No rol das irregularidades e de ilícitos aparentemente criminais cometidos pela Administração de Jardim Gonçalves não se entende a passividade das autoridades que tutelam, regulam e fiscalizam o sistema bancário e o mercado financeiro de Portugal. O que estiveram a fazer, durante anos e anos, o Ministério Público, a Polícia Judiciária, a Inspecção-geral de Finanças, a Comissão do Mercado de Valores Mobiliários e o Banco de Portugal? Habitualmente tão lestas no tratamento de casos de ilicitude residual, por que não foi nenhuma daquelas entidades capaz de investigar, julgar e punir procedimentos de legalidade duvidosa que, em surdina, já iam passando de boca em boca pelo menos desde 2001? Se não fosse a atitude de grande dignidade de Paulo Teixeira Pinto e o papel, uma vez mais fundamental, que os jornalistas portugueses tiveram na denúncia das irregularidades deste processo, é muito provável que as castas de poder criadas por Jardim Gonçalves ainda hoje estivessem a governar o MILLENNIUM BCP e a tratar desta instituição bancária como coisa sua, ignorando, com desprezo, os legítimos direitos dos pequenos accionistas e depositantes do Banco.

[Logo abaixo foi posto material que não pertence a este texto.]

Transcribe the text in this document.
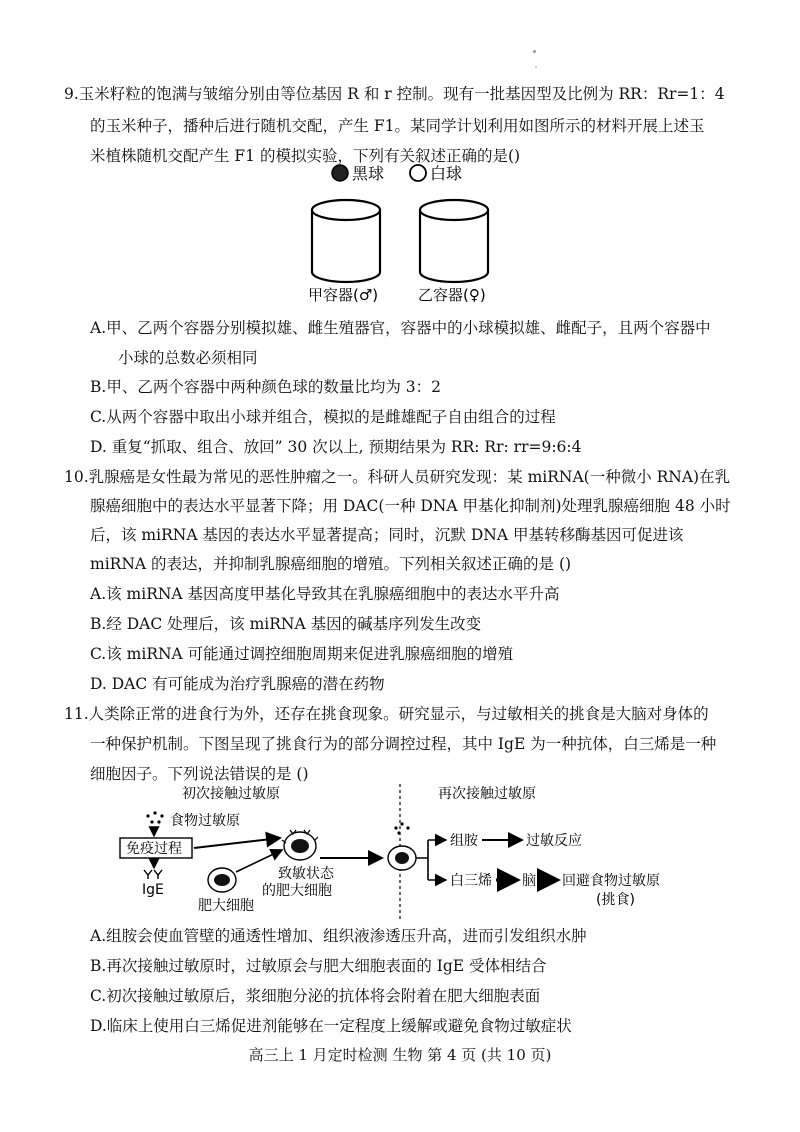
9.玉米籽粒的饱满与皱缩分别由等位基因 R 和 r 控制。现有一批基因型及比例为 RR：Rr=1：4
的玉米种子，播种后进行随机交配，产生 F1。某同学计划利用如图所示的材料开展上述玉
米植株随机交配产生 F1 的模拟实验，下列有关叙述正确的是()
黑球	白球
甲容器(♂)	乙容器(♀)
A.甲、乙两个容器分别模拟雄、雌生殖器官，容器中的小球模拟雄、雌配子，且两个容器中
小球的总数必须相同
B.甲、乙两个容器中两种颜色球的数量比均为 3：2
C.从两个容器中取出小球并组合，模拟的是雌雄配子自由组合的过程
D. 重复“抓取、组合、放回” 30 次以上, 预期结果为 RR: Rr: rr=9:6:4
10.乳腺癌是女性最为常见的恶性肿瘤之一。科研人员研究发现：某 miRNA(一种微小 RNA)在乳
腺癌细胞中的表达水平显著下降；用 DAC(一种 DNA 甲基化抑制剂)处理乳腺癌细胞 48 小时
后，该 miRNA 基因的表达水平显著提高；同时，沉默 DNA 甲基转移酶基因可促进该
miRNA 的表达，并抑制乳腺癌细胞的增殖。下列相关叙述正确的是 ()
A.该 miRNA 基因高度甲基化导致其在乳腺癌细胞中的表达水平升高
B.经 DAC 处理后，该 miRNA 基因的碱基序列发生改变
C.该 miRNA 可能通过调控细胞周期来促进乳腺癌细胞的增殖
D. DAC 有可能成为治疗乳腺癌的潜在药物
11.人类除正常的进食行为外，还存在挑食现象。研究显示，与过敏相关的挑食是大脑对身体的
一种保护机制。下图呈现了挑食行为的部分调控过程，其中 IgE 为一种抗体，白三烯是一种
细胞因子。下列说法错误的是 ()
初次接触过敏原	再次接触过敏原
食物过敏原
免疫过程
IgE
肥大细胞
致敏状态
的肥大细胞
组胺	过敏反应
白三烯 脑 回避食物过敏原
(挑食)
A.组胺会使血管壁的通透性增加、组织液渗透压升高，进而引发组织水肿
B.再次接触过敏原时，过敏原会与肥大细胞表面的 IgE 受体相结合
C.初次接触过敏原后，浆细胞分泌的抗体将会附着在肥大细胞表面
D.临床上使用白三烯促进剂能够在一定程度上缓解或避免食物过敏症状
高三上 1 月定时检测 生物 第 4 页 (共 10 页)
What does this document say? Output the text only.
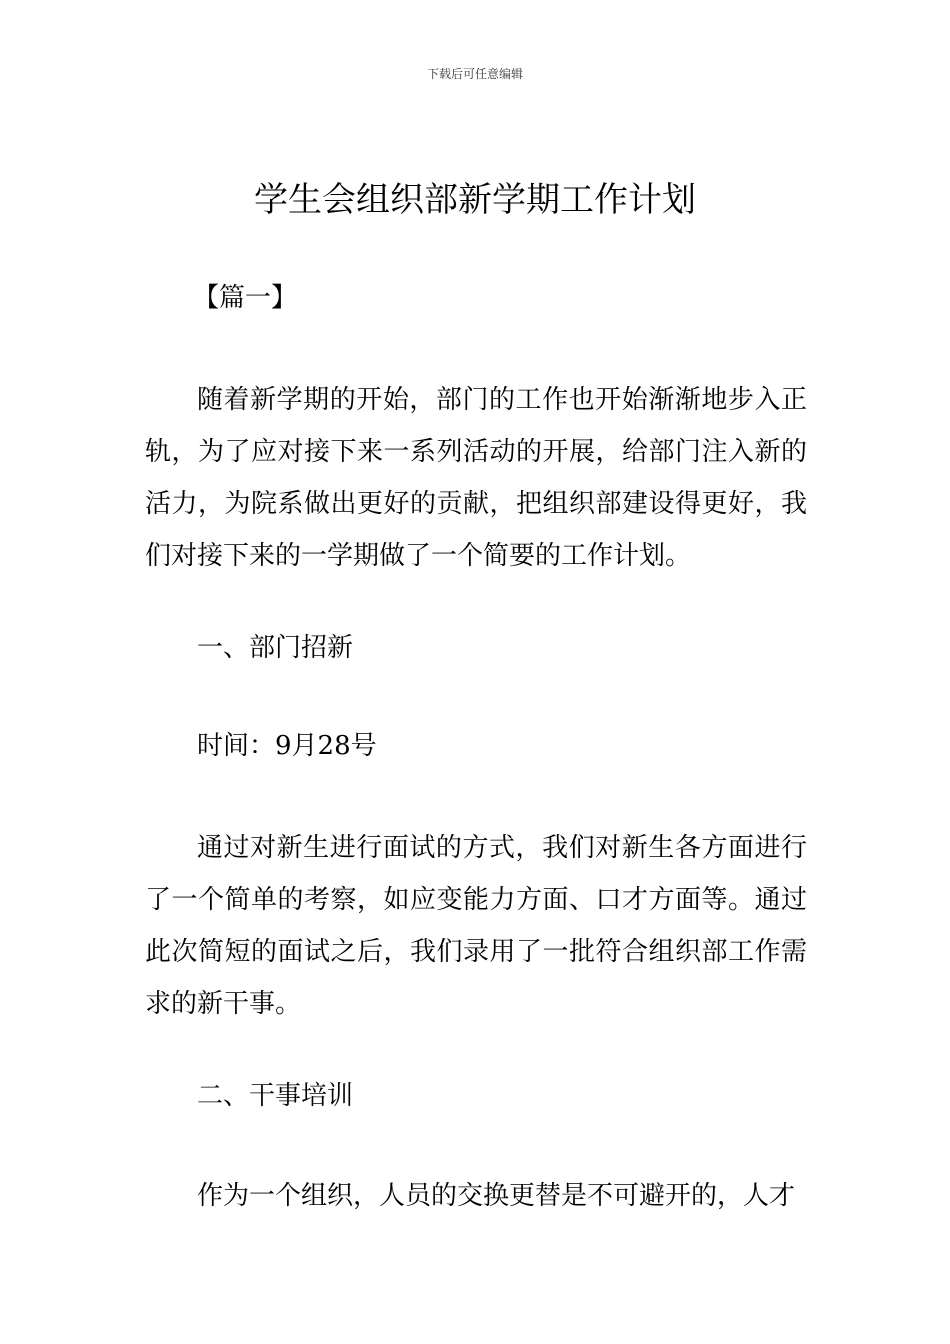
下载后可任意编辑
学生会组织部新学期工作计划

【篇一】

随着新学期的开始，部门的工作也开始渐渐地步入正轨，为了应对接下来一系列活动的开展，给部门注入新的活力，为院系做出更好的贡献，把组织部建设得更好，我们对接下来的一学期做了一个简要的工作计划。

一、部门招新

时间：9月28号

通过对新生进行面试的方式，我们对新生各方面进行了一个简单的考察，如应变能力方面、口才方面等。通过此次简短的面试之后，我们录用了一批符合组织部工作需求的新干事。

二、干事培训

作为一个组织，人员的交换更替是不可避开的，人才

Para além de Jardim Gonçalves, que já saiu, e dos Administradores do ainda Conselho de Administração, que vão sair, não se entende por que não foram ainda demitidos Fernando Teixeira dos Santos, Vítor Constâncio e Carlos Tavares. Se a embrulhada do BCP deu no que deu, estas três entidades não podem assobiar para o lado como se nada tivessem a ver com o caso. É que se não foram cúmplices (e admite-se que não sejam), foram, no mínimo, incompetentes no exercício das suas funções de reguladores e fiscalizadores da banca e do mercado de valores mobiliários. Fernando Teixeira dos Santos foi Presidente da CMVM, Carlos Tavares é-o neste momento, e o inefável Vítor Constâncio desempenha, de há muitos anos, a função de Governador do Banco de Portugal. Dadas as especiais responsabilidades que, por inacção, incompetência ou cumplicidade, indirectamente tiveram para o desprestígio do MILLENNIUM BCP, há muito que deveriam ter deixado de exercer os cargos que exercem. Já deixaram de ter credibilidade. Num País decente isso já teria acontecido. Como não estamos num País decente, essas preclaras figuras ainda vão acabar por ser publicamente louvadas por Sua Excelência o compadre José Sócrates…!!!